In this work, a unique graph theory and improved AdaBoost -based approach for detection, classification, and zone identification of HIFs in distribution systems are proposed. In TQWT, the QF can be adjusted based on the oscillatory nature of the signal. Furthermore, this transform is based on expansion factors and is achieved using an oversampled filter bank with perfect reconstruction using real-valued sampling factors. An entropy measurement-based approach is applied to extract specific features from the decomposed signal. Entropy measurements provided decision rules for recognizing and classifying high-impedance defects. An improved AdaBoost machine learning classifier technique is applied to detect the faulted zones. Choosing a proper decomposition level based on the K value and the use of an improved AdaBoost makes the mythology faster than the other existing method which has been proved by Figure 19. The proposed methodology can be used for the commercial relay feeder protection system as it is verified in the hardware model with high efficiency.
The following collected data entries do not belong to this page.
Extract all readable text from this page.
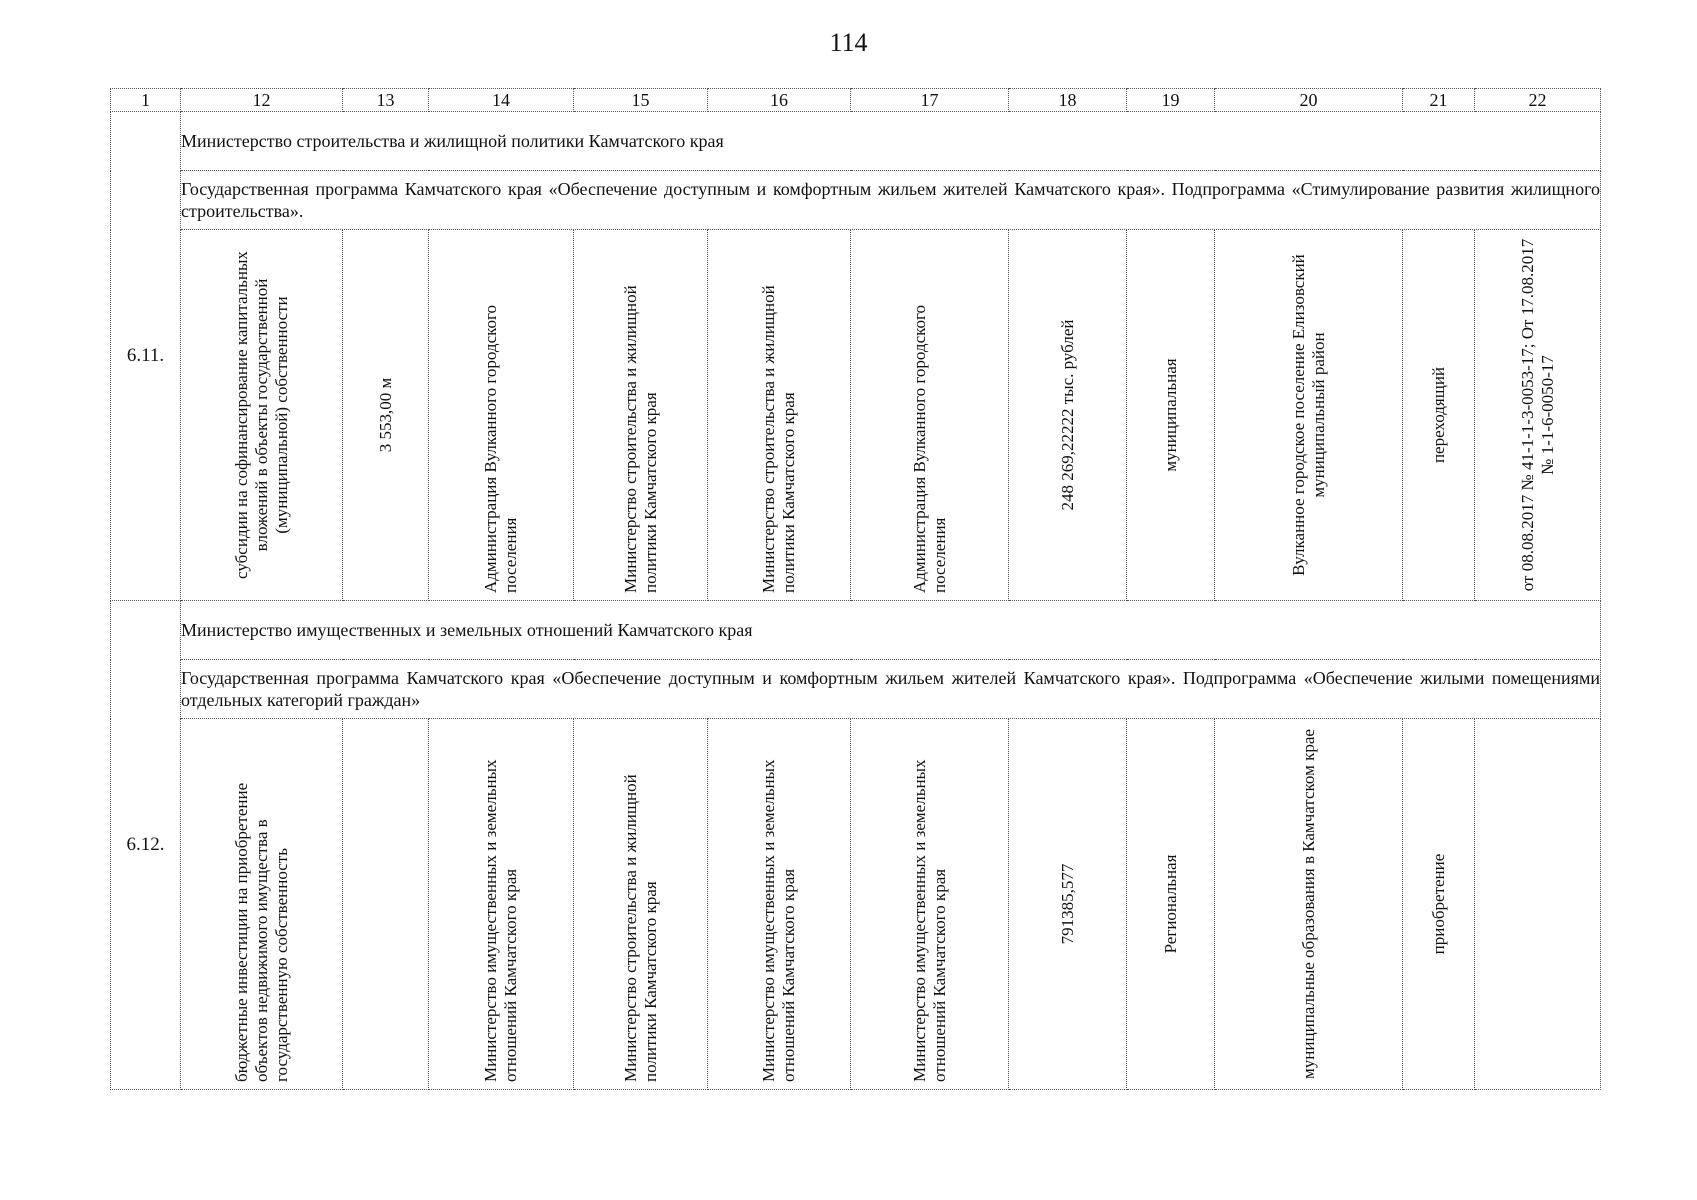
114
1	12	13	14	15	16	17	18	19	20	21	22
6.11.	Министерство строительства и жилищной политики Камчатского края										
	Государственная программа Камчатского края «Обеспечение доступным и комфортным жильем жителей Камчатского края». Подпрограмма «Стимулирование развития жилищного строительства».										

	субсидии на софинансирование капитальных вложений в объекты государственной (муниципальной) собственности	3 553,00 м	Администрация Вулканного городского поселения	Министерство строительства и жилищной политики Камчатского края	Министерство строительства и жилищной политики Камчатского края	Администрация Вулканного городского поселения	248 269,22222 тыс. рублей	муниципальная	Вулканное городское поселение Елизовский муниципальный район	переходящий	от 08.08.2017 № 41-1-1-3-0053-17; От 17.08.2017 № 1-1-6-0050-17

6.12.	Министерство имущественных и земельных отношений Камчатского края										
	Государственная программа Камчатского края «Обеспечение доступным и комфортным жильем жителей Камчатского края». Подпрограмма «Обеспечение жилыми помещениями отдельных категорий граждан»										

	бюджетные инвестиции на приобретение объектов недвижимого имущества в государственную собственность		Министерство имущественных и земельных отношений Камчатского края	Министерство строительства и жилищной политики Камчатского края	Министерство имущественных и земельных отношений Камчатского края	Министерство имущественных и земельных отношений Камчатского края	791385,577	Региональная	муниципальные образования в Камчатском крае	приобретение	
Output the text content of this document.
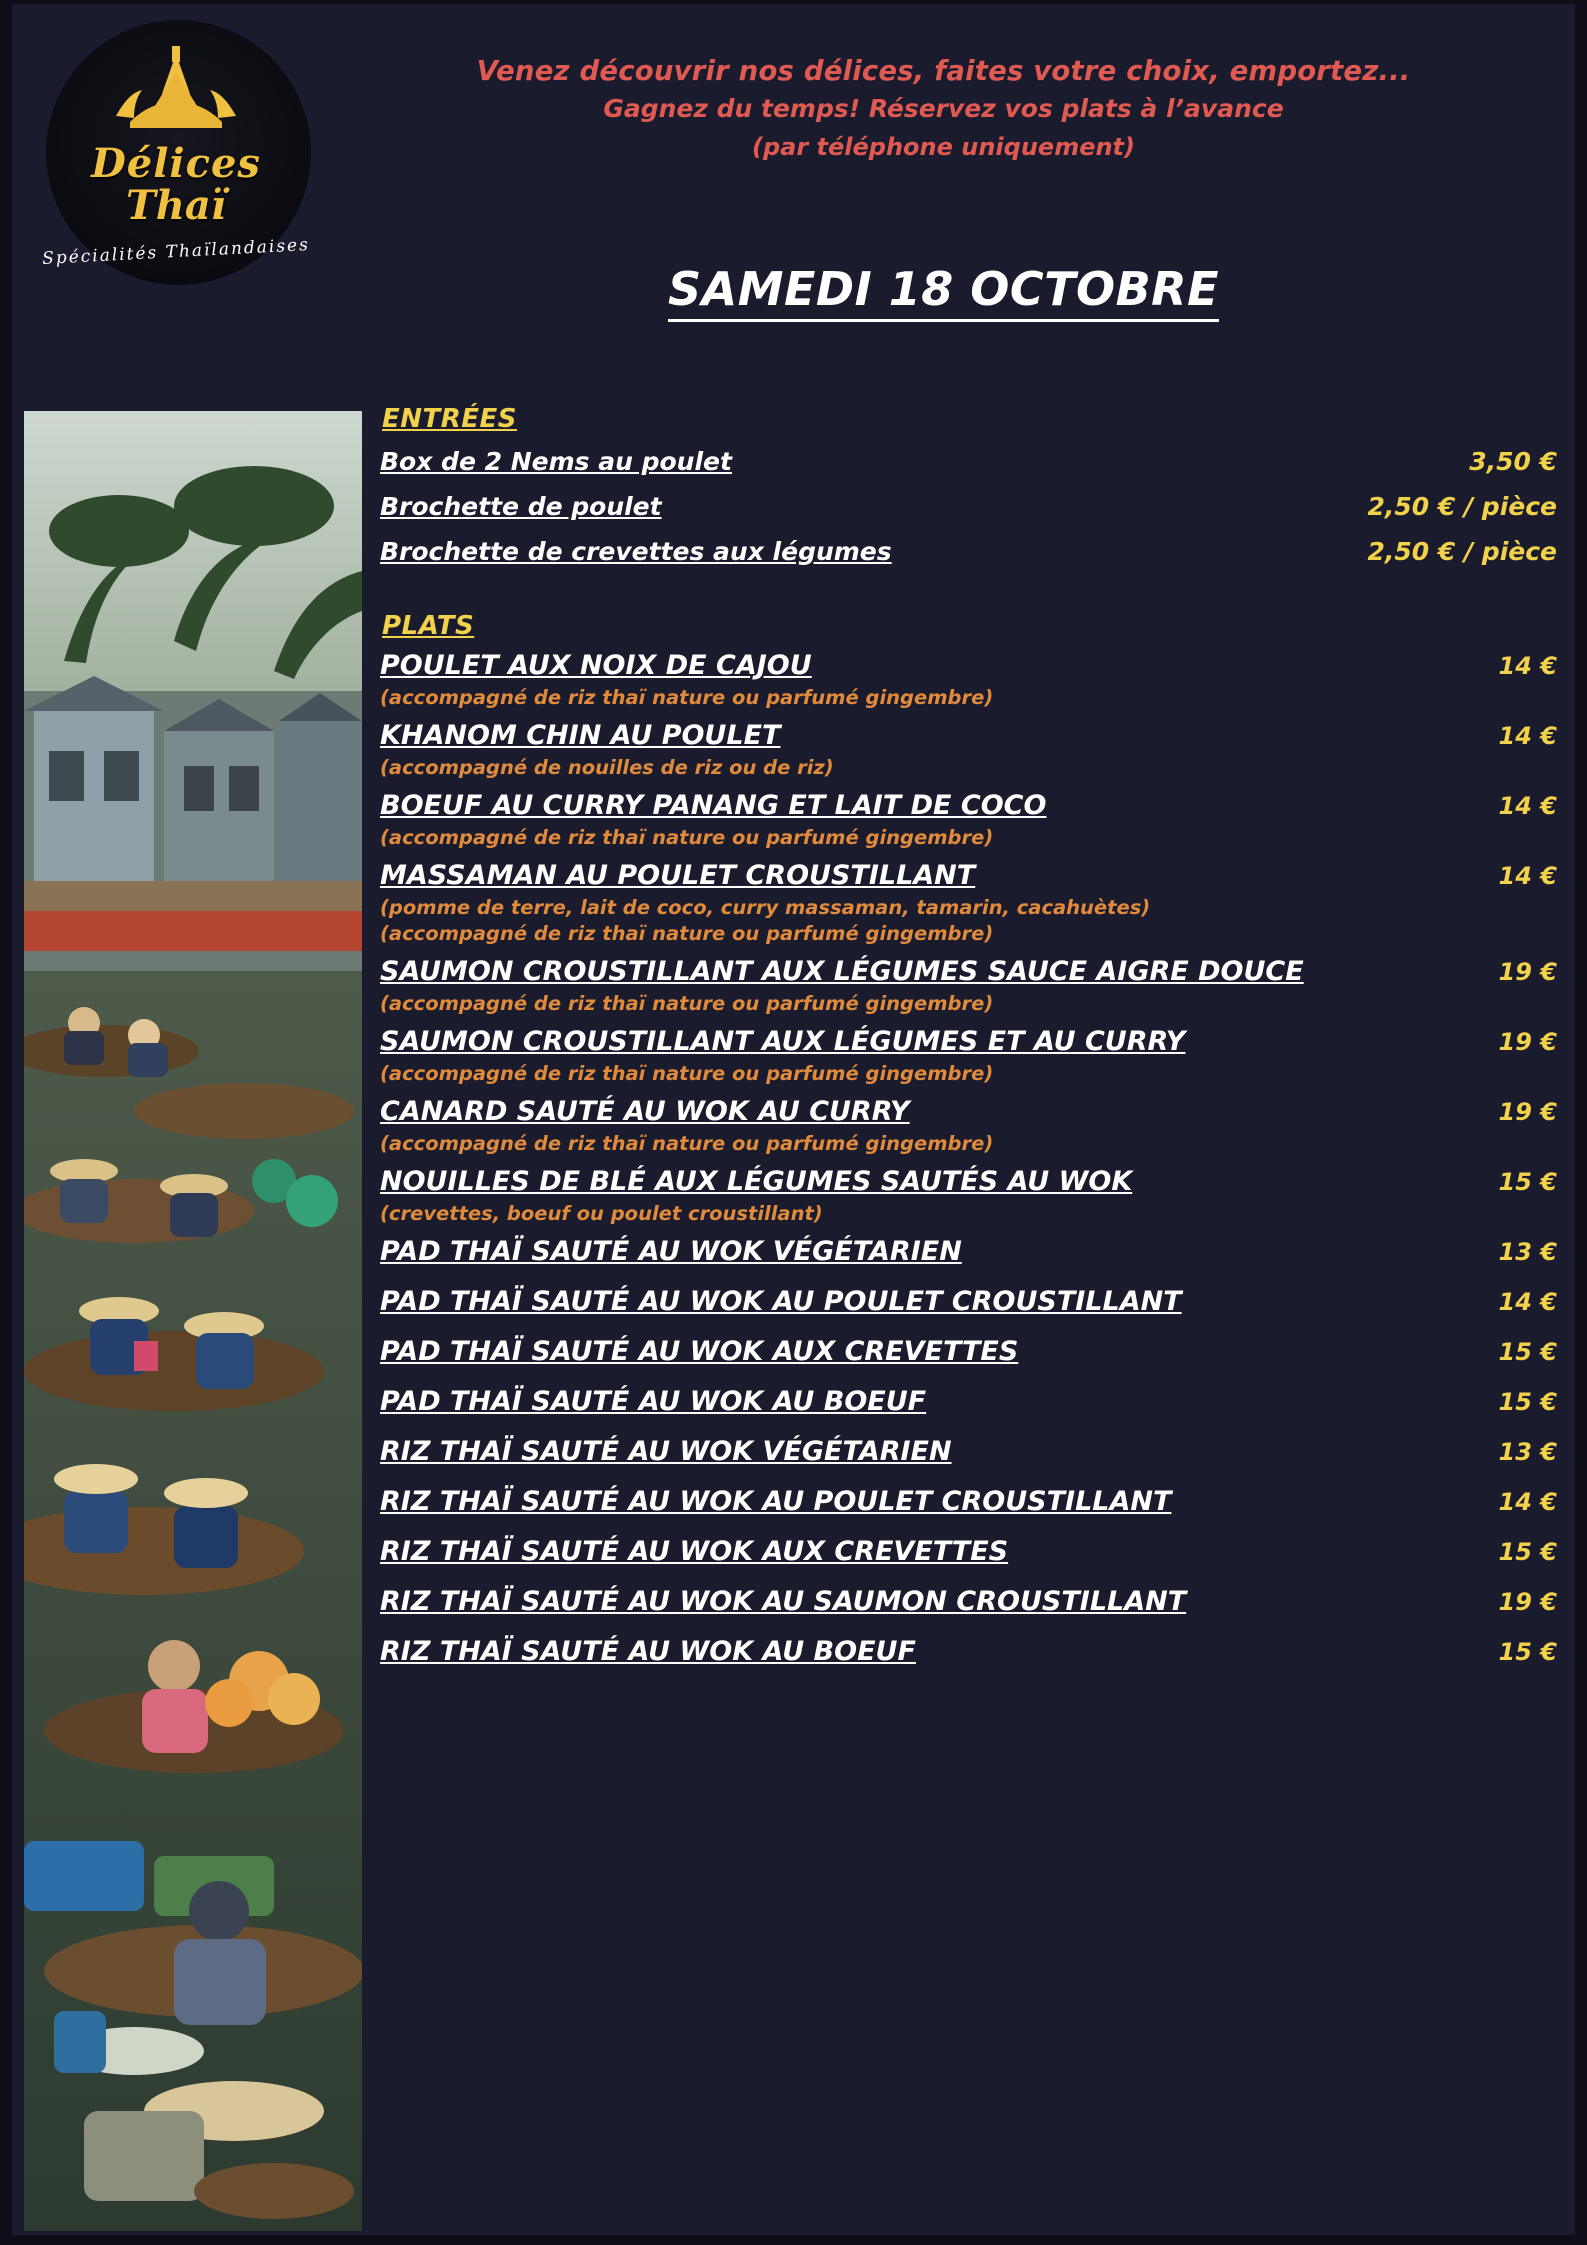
Délices
Thaï
Spécialités Thaïlandaises
Venez découvrir nos délices, faites votre choix, emportez...
Gagnez du temps! Réservez vos plats à l’avance
(par téléphone uniquement)
SAMEDI 18 OCTOBRE
ENTRÉES
Box de 2 Nems au poulet	3,50 €
Brochette de poulet	2,50 € / pièce
Brochette de crevettes aux légumes	2,50 € / pièce
PLATS
POULET AUX NOIX DE CAJOU	14 €
(accompagné de riz thaï nature ou parfumé gingembre)
KHANOM CHIN AU POULET	14 €
(accompagné de nouilles de riz ou de riz)
BOEUF AU CURRY PANANG ET LAIT DE COCO	14 €
(accompagné de riz thaï nature ou parfumé gingembre)
MASSAMAN AU POULET CROUSTILLANT	14 €
(pomme de terre, lait de coco, curry massaman, tamarin, cacahuètes)
(accompagné de riz thaï nature ou parfumé gingembre)
SAUMON CROUSTILLANT AUX LÉGUMES SAUCE AIGRE DOUCE	19 €
(accompagné de riz thaï nature ou parfumé gingembre)
SAUMON CROUSTILLANT AUX LÉGUMES ET AU CURRY	19 €
(accompagné de riz thaï nature ou parfumé gingembre)
CANARD SAUTÉ AU WOK AU CURRY	19 €
(accompagné de riz thaï nature ou parfumé gingembre)
NOUILLES DE BLÉ AUX LÉGUMES SAUTÉS AU WOK	15 €
(crevettes, boeuf ou poulet croustillant)
PAD THAÏ SAUTÉ AU WOK VÉGÉTARIEN	13 €
PAD THAÏ SAUTÉ AU WOK AU POULET CROUSTILLANT	14 €
PAD THAÏ SAUTÉ AU WOK AUX CREVETTES	15 €
PAD THAÏ SAUTÉ AU WOK AU BOEUF	15 €
RIZ THAÏ SAUTÉ AU WOK VÉGÉTARIEN	13 €
RIZ THAÏ SAUTÉ AU WOK AU POULET CROUSTILLANT	14 €
RIZ THAÏ SAUTÉ AU WOK AUX CREVETTES	15 €
RIZ THAÏ SAUTÉ AU WOK AU SAUMON CROUSTILLANT	19 €
RIZ THAÏ SAUTÉ AU WOK AU BOEUF	15 €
Despite alterations in the configuration of the power system distribution network, the proposed technique pinpoints faulty zones. The proposed technique collects more data/information from optimally located measuring devices, reducing the cost of the proposed method. A sampling frequency selection approach improves the accuracy of this technique. This methodology has been tested for both balanced and unbalanced networks under noisy conditions. The proposed approach is successful under both high-noise and low-noise conditions, demonstrating the robustness of the algorithm. The authors of this paper have shown that choosing an appropriate number of decomposition levels minimizes the computational complexity and speeds up the method. The proposed approach is verified using the real-time platform by developing the IEEE 33-bus test system, the unbalanced modified IEEE 33-bus test system, and the IEEE 123-bus test system. It is also used in real-time systems. This proposed technique shows excellent accuracy in all case studies. Therefore, this technique can suitably be applied in a real-time power system distribution network to identify, classify, and pinpoint high-impedance problems.